A estrada estava perfeita, com pouco trânsito e ótimas paisagens. Os poucos remendos e pequenos problemas no asfalto não atrapalharam em nada a viagem (e, em comparação com o estado de muitas estradas da região, esta ainda é praticamente um tapete). A Ténéré estava muito boa de guiar e esperta, confirmando a minha suspeita do combustível: mudar de posto de gasolina foi uma decisão acertada.
Entrei em Mercês pelo antigo acesso da estrada de ferro, sem um trevo adequado, mas que leva a uma ponte estreita sobre o Pomba e segue por uma parte da cidade que eu não conhecia. Sabia que o caminho daria na antiga estação, hoje transformada em uma grande agência dos Correios. Parei na bem conservada praça em frente à estação e fui examinar o lugar. A construção está relativo bom estado, mas uma pena é o local hoje em dia estar completamente gradeado.
Bem, seguindo para o centro, parei na linda praça da matriz para descansar, tirar umas fotos e procurar algum lugar para tomar um café. Acabei voltando a um estabelecimento com lanchonete, restaurante e hotel chamado Meia Lua, em que eu e a minha lindinha já havíamos almoçado da outra vez em que estivemos em Mercês. Recebido com bastante simpatia por quem parecia ser o dono, pedi um capuccino e um pão de queijo, ao que o senhor respondeu que eu tomaria o melhor capuccino da minha vida, kkkk. Ok! Aguardei o pedido e, realmente, ele tinha razão. Simplesmente delicioso, com muita cremosidade. Bom demais! Mais um ponto positivo para a pequena cidade.

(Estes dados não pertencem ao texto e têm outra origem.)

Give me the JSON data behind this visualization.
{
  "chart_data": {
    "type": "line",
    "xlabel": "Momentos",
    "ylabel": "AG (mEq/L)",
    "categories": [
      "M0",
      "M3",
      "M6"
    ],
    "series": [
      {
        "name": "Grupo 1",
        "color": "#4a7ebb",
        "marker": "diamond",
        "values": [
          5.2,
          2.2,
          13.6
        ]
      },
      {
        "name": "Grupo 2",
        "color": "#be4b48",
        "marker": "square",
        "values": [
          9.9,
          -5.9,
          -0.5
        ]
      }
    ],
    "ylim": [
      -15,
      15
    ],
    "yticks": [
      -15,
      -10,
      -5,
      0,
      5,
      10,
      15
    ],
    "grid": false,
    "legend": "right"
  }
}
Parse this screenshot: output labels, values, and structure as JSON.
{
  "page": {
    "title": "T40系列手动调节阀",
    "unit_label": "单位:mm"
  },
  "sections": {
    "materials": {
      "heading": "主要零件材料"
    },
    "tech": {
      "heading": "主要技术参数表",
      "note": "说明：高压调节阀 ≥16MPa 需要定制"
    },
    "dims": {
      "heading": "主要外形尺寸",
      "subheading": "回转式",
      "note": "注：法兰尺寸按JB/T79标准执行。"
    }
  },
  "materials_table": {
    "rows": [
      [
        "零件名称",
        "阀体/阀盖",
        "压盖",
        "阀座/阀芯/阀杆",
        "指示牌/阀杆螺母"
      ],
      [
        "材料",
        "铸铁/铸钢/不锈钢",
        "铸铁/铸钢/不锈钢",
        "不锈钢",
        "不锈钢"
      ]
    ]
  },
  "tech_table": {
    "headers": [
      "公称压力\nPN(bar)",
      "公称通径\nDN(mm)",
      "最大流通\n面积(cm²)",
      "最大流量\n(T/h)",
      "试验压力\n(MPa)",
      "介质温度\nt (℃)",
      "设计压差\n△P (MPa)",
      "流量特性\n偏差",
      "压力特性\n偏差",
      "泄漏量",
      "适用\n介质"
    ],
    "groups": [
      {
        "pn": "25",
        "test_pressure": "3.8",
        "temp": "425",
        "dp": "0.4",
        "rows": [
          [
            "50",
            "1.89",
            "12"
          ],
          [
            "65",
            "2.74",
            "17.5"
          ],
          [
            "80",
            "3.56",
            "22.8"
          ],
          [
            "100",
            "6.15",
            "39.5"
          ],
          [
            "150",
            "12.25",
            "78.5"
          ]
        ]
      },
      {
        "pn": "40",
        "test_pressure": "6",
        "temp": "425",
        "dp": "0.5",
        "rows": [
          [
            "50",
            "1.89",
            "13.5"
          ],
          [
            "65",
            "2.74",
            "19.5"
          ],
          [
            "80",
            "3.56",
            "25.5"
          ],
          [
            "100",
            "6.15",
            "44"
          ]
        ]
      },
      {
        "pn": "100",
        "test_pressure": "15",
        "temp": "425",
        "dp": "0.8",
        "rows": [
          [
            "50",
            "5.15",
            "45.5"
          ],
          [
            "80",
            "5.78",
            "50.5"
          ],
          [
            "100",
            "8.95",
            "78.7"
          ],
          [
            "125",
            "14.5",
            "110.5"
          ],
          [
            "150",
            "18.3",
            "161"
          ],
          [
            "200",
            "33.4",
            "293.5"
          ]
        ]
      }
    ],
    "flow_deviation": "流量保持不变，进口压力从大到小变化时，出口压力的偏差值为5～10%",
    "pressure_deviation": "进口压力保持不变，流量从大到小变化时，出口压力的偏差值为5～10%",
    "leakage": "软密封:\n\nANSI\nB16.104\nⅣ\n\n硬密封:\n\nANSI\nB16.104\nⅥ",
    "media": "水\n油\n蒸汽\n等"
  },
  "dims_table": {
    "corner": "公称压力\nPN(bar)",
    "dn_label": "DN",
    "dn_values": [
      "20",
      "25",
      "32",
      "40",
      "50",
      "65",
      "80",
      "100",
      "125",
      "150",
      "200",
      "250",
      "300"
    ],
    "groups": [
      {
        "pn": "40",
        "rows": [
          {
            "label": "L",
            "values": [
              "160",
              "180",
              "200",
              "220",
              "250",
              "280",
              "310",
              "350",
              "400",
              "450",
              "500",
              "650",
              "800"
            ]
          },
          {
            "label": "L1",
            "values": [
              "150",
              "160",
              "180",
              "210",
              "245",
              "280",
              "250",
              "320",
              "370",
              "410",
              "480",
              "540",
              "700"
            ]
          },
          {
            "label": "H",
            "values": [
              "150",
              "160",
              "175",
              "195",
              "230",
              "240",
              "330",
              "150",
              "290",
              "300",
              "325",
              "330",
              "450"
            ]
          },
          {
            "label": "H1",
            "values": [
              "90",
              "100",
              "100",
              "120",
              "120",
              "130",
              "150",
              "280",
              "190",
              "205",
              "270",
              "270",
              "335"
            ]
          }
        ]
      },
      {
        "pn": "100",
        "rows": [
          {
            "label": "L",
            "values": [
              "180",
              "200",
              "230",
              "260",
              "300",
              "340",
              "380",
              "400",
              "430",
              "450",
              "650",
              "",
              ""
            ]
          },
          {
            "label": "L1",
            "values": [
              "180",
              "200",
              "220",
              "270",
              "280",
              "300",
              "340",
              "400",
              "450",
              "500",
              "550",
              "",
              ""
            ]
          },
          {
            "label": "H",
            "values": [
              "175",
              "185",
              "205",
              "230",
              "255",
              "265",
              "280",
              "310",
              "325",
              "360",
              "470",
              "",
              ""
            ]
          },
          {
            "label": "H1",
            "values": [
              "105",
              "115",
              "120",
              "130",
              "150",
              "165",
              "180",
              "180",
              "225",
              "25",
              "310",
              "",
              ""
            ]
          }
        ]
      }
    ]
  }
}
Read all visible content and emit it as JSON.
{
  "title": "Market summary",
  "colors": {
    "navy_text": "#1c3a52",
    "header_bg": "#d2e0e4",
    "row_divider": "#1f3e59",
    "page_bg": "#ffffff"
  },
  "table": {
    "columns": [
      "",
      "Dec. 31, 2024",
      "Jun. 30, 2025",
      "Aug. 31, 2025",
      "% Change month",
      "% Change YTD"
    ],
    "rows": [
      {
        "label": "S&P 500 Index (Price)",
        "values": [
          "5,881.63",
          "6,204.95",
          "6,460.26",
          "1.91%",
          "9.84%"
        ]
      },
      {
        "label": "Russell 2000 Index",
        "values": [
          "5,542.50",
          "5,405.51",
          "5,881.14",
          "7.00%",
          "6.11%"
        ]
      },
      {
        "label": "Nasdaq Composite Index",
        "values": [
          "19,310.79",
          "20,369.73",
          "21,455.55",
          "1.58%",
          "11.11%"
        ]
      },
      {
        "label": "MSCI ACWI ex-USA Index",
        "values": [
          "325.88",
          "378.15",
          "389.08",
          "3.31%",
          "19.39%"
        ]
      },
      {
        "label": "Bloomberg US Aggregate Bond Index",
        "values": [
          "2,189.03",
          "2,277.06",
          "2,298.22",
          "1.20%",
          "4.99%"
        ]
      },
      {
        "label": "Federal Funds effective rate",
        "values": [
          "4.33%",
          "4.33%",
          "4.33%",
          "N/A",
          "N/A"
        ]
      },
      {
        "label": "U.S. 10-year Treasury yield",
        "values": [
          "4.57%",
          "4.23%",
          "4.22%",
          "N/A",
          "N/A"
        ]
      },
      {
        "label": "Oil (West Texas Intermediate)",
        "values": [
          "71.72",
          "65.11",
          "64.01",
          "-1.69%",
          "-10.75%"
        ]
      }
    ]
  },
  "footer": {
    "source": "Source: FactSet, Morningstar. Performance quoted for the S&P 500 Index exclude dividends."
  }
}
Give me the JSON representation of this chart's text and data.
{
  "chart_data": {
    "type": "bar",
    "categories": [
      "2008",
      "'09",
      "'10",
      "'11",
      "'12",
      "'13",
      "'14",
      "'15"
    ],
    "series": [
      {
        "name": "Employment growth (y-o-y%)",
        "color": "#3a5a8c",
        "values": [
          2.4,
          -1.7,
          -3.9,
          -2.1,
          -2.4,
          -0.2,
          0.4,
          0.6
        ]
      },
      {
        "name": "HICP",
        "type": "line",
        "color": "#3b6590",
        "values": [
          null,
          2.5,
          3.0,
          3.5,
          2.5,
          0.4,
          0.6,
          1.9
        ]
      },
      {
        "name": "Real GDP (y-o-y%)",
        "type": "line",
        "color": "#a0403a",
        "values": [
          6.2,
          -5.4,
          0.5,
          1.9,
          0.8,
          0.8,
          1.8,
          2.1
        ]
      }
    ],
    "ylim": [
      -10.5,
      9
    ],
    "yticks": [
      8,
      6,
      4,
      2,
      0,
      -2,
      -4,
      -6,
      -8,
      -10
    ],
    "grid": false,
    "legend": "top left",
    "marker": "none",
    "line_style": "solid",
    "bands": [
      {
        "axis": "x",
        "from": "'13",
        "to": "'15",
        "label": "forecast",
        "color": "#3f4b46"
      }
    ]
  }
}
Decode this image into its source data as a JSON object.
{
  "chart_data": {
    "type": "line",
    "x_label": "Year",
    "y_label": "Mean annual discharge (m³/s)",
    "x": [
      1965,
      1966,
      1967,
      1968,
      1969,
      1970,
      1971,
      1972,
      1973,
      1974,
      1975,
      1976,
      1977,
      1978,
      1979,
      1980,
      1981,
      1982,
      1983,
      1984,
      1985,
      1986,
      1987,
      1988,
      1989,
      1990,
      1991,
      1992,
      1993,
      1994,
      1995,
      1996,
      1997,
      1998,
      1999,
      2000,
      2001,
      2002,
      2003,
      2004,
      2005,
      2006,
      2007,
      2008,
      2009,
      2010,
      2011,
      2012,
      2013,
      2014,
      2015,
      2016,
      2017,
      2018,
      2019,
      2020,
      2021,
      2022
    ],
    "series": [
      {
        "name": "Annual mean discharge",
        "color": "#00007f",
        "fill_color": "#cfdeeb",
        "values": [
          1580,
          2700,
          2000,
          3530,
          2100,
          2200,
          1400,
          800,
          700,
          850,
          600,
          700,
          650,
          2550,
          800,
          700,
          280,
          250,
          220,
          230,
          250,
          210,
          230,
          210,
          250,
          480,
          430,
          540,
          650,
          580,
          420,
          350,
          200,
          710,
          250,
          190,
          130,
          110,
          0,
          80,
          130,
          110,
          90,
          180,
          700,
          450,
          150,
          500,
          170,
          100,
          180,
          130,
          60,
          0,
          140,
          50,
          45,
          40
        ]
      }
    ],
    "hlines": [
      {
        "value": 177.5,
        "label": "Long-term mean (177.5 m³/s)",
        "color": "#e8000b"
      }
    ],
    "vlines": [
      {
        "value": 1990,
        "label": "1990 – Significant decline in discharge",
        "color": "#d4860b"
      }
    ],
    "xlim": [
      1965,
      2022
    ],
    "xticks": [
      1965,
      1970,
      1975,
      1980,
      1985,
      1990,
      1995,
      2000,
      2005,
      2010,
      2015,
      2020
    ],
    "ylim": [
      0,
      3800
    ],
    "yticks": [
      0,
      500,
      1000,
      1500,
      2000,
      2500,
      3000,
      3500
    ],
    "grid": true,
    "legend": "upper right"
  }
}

Com o café tomado, agradeci ao senhor e ao funcionário e segui para rodar um pouco mais pela bela Mercês. E como é uma cidade bonita! Limpa, bem cuidada, ruas sinalizadas... Aquele charme das pequenas cidadezinhas de Minas, acolhedor e pacato. Bom para descansar, pausar a vida corrida... Respirar.
Seguindo o ritmo das minhas escapadas, resolvi voltar sem muita demora, afinal... Ainda tinha trabalho me esperando em casa. Peguei novamente a estrada sinuosa e, passeando, logo cheguei em Santa Bárbara do Tugúrio. Já havia descartado minhas opções de paradas para comer pelo caminho, mas poderia entrar um pouco em outra pequena cidade antes de voltar. Apenas mais uma visitinha. E essa foi ainda mais rápida: uma pequena passada e umas fotos para o registro. Depois, "bora subir a serra".
Apesar de singela, essa foi uma ótima escapada. Daquelas apenas para quebrar o automático da rotina. Se você nunca fez, experimente!